Kur'an-ı Kerim ve Türkçe Meali Sayfa 581
20. Sizi, bayağı ve azıcık bir sudan yaratmadık mı?
21. Derken onu, karâr edilecek kuvvetli bir yerde tutmadık mı?
22. Belli bir süreye kadar.
23. Derken taktîr ettik yaratılışını, ne güzel de takdîr ederiz biz.
24. Vay hallerine o gün yalanlayanların.
25. Yeryüzünü, bir toplantı yeri olarak halk etmedik mi?
26. Dirilere ve ölülere.
27. Ve orada, sâbit ve metin dağlar yarattık ve sizi, tatlı suyla suvardık.
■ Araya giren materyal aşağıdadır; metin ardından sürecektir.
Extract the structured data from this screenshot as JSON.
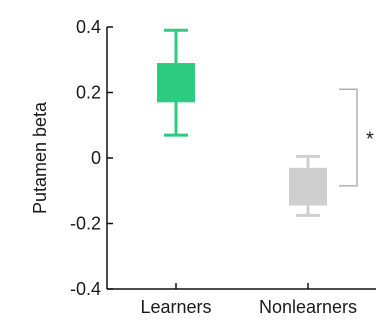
{
  "chart_data": {
    "type": "box",
    "ylabel": "Putamen beta",
    "ylim": [
      -0.4,
      0.4
    ],
    "yticks": [
      0.4,
      0.2,
      0,
      -0.2,
      -0.4
    ],
    "yticklabels": [
      "0.4",
      "0.2",
      "0",
      "-0.2",
      "-0.4"
    ],
    "categories": [
      "Learners",
      "Nonlearners"
    ],
    "boxes": [
      {
        "name": "Learners",
        "q1": 0.17,
        "q3": 0.29,
        "whisker_low": 0.07,
        "whisker_high": 0.39,
        "color": "#2ecc80"
      },
      {
        "name": "Nonlearners",
        "q1": -0.145,
        "q3": -0.03,
        "whisker_low": -0.175,
        "whisker_high": 0.005,
        "color": "#cfcfcf"
      }
    ],
    "significance": {
      "label": "*",
      "y_low": -0.085,
      "y_high": 0.21
    }
  }
}
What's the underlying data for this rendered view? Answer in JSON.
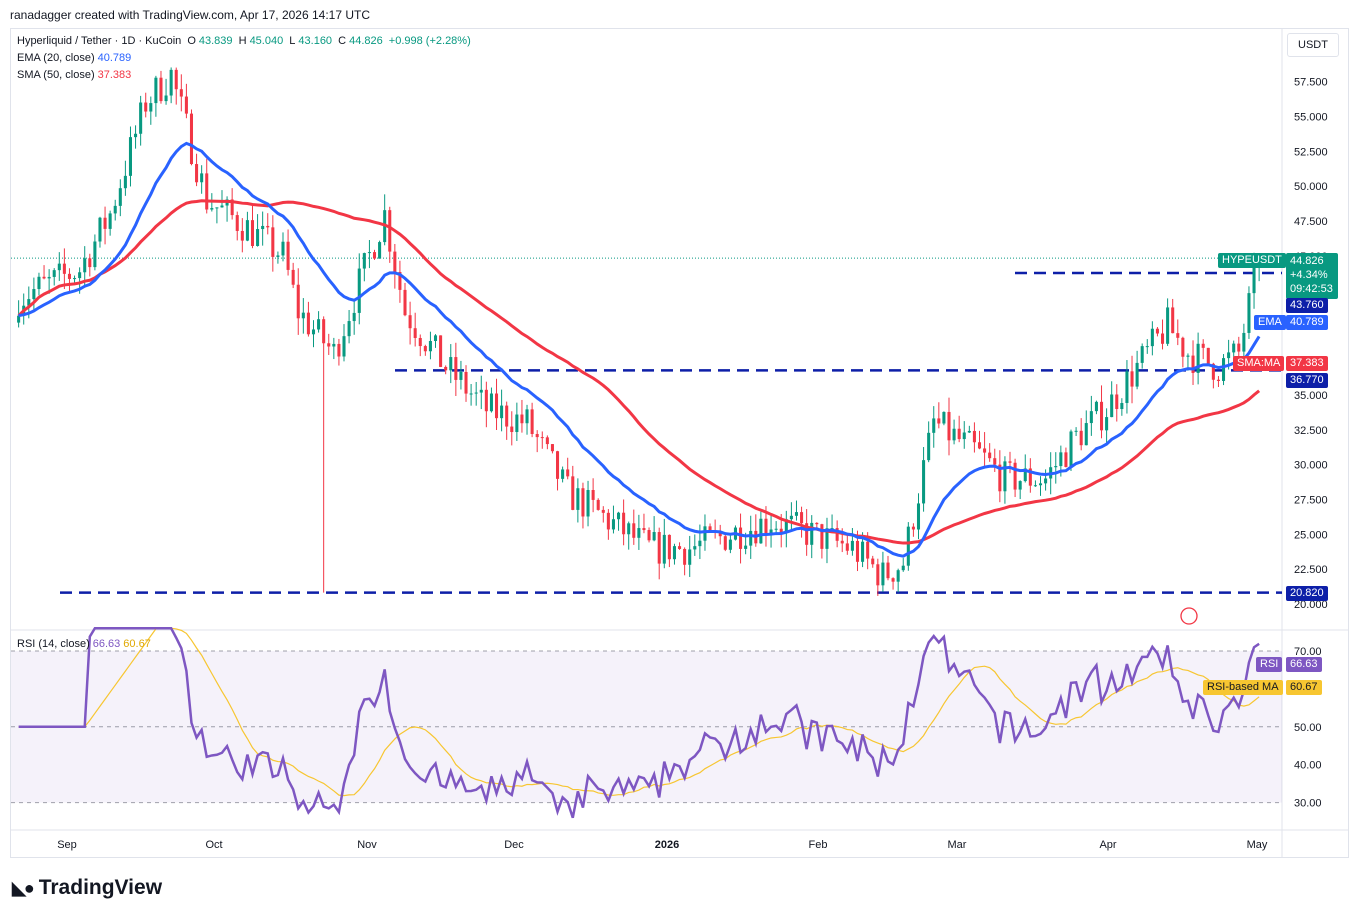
{
  "header": {
    "credit": "ranadagger created with TradingView.com, Apr 17, 2026 14:17 UTC"
  },
  "legend": {
    "symbol": "Hyperliquid / Tether · 1D · KuCoin",
    "o_label": "O",
    "o": "43.839",
    "h_label": "H",
    "h": "45.040",
    "l_label": "L",
    "l": "43.160",
    "c_label": "C",
    "c": "44.826",
    "chg": "+0.998 (+2.28%)",
    "ema_label": "EMA (20, close)",
    "ema_value": "40.789",
    "sma_label": "SMA (50, close)",
    "sma_value": "37.383",
    "rsi_label": "RSI (14, close)",
    "rsi_value": "66.63",
    "rsi_ma_value": "60.67"
  },
  "currency": "USDT",
  "price_tags": {
    "symbol": "HYPEUSDT",
    "price": "44.826",
    "pct": "+4.34%",
    "countdown": "09:42:53",
    "level1": "43.760",
    "ema_label": "EMA",
    "ema": "40.789",
    "sma_label": "SMA:MA",
    "sma": "37.383",
    "level2": "36.770",
    "level3": "20.820",
    "rsi_label": "RSI",
    "rsi": "66.63",
    "rsi_ma_label": "RSI-based MA",
    "rsi_ma": "60.67"
  },
  "colors": {
    "up": "#089981",
    "down": "#f23645",
    "ema": "#2962ff",
    "sma": "#f23645",
    "rsi": "#7e57c2",
    "rsi_ma": "#f7c631",
    "level": "#0d1fa8"
  },
  "chart_data": [
    {
      "type": "candlestick",
      "title": "Hyperliquid / Tether · 1D · KuCoin",
      "x": [
        "Sep",
        "Oct",
        "Nov",
        "Dec",
        "2026",
        "Feb",
        "Mar",
        "Apr",
        "May"
      ],
      "ylim": [
        20,
        60
      ],
      "y_ticks": [
        "20.000",
        "22.500",
        "25.000",
        "27.500",
        "30.000",
        "32.500",
        "35.000",
        "37.500",
        "40.000",
        "42.500",
        "45.000",
        "47.500",
        "50.000",
        "52.500",
        "55.000",
        "57.500"
      ],
      "horizontal_levels": [
        43.76,
        36.77,
        20.82
      ],
      "approx_close_path": [
        [
          0,
          42
        ],
        [
          12,
          44
        ],
        [
          18,
          48
        ],
        [
          25,
          56
        ],
        [
          30,
          58
        ],
        [
          37,
          49
        ],
        [
          45,
          47
        ],
        [
          52,
          45
        ],
        [
          55,
          41
        ],
        [
          62,
          38
        ],
        [
          68,
          44
        ],
        [
          72,
          48
        ],
        [
          76,
          41
        ],
        [
          84,
          37
        ],
        [
          92,
          34
        ],
        [
          100,
          33
        ],
        [
          108,
          28
        ],
        [
          116,
          26
        ],
        [
          124,
          24
        ],
        [
          132,
          24
        ],
        [
          140,
          25
        ],
        [
          148,
          26
        ],
        [
          156,
          25
        ],
        [
          164,
          24
        ],
        [
          170,
          22
        ],
        [
          174,
          23
        ],
        [
          180,
          33
        ],
        [
          188,
          31
        ],
        [
          194,
          29
        ],
        [
          202,
          29
        ],
        [
          208,
          32
        ],
        [
          214,
          34
        ],
        [
          220,
          37
        ],
        [
          226,
          40
        ],
        [
          230,
          38
        ],
        [
          236,
          37
        ],
        [
          240,
          38
        ],
        [
          244,
          44.8
        ]
      ],
      "series": [
        {
          "name": "EMA (20, close)",
          "last": 40.789
        },
        {
          "name": "SMA (50, close)",
          "last": 37.383
        }
      ]
    },
    {
      "type": "line",
      "title": "RSI (14, close)",
      "ylim": [
        25,
        75
      ],
      "y_ticks": [
        "30.00",
        "40.00",
        "50.00",
        "60.00",
        "70.00"
      ],
      "series": [
        {
          "name": "RSI (14, close)",
          "last": 66.63
        },
        {
          "name": "RSI-based MA",
          "last": 60.67
        }
      ]
    }
  ]
}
28. Vay hallerine o gün yalanlayanların.
29. Haydi yürüyün yalanladığınıza doğru.
30. Yürüyün üç kola ayrılmış gölgeye doğru.
31. Ne gölgelendirir sizi o, ne alevden korur.
32. O, köşk gibi kıvılcımlar fırlatır.
33. Sanki o kıvılcımlar, birer sarı erkek devedir.
34. Vay hallerine o gün yalanlayanların.
35. Bu, bir gündür ki söz söyleyemezler.
36. Onlara izin de verilmez, özür getiremezler.
37. Vay hallerine o gün yalanlayanların.
38. Budur ayırma günü, sizi de toplarız, öncekileri de.
39. Artık bir düzeniniz varsa düzüp koşun.
40. Vay hallerine o gün yalanlayanların.
41. Şüphe yok ki çekinenler, gölgeliklerdedir ve pınar başlarında,
42. arzuladıkları meyveleri bulurlar.
43. Yiyin ve için, âfiyetler olsun yaptıklarınıza karşılık.
44. Şüphe yok ki böyle mükâfatlandırırız iyilik edenleri.
45. Vay hallerine o gün yalanlayanların.
46. Yiyin ve geçinin az bir müddet, şüphe yok ki suçlularsınız siz.
47. Vay hallerine o gün yalanlayanların.
48. Rükû edin denince onlara, rükû etmezler.
49. Vay hallerine o gün yalanlayanların.
50. Bundan sonra artık hangi söze inanırlar ki?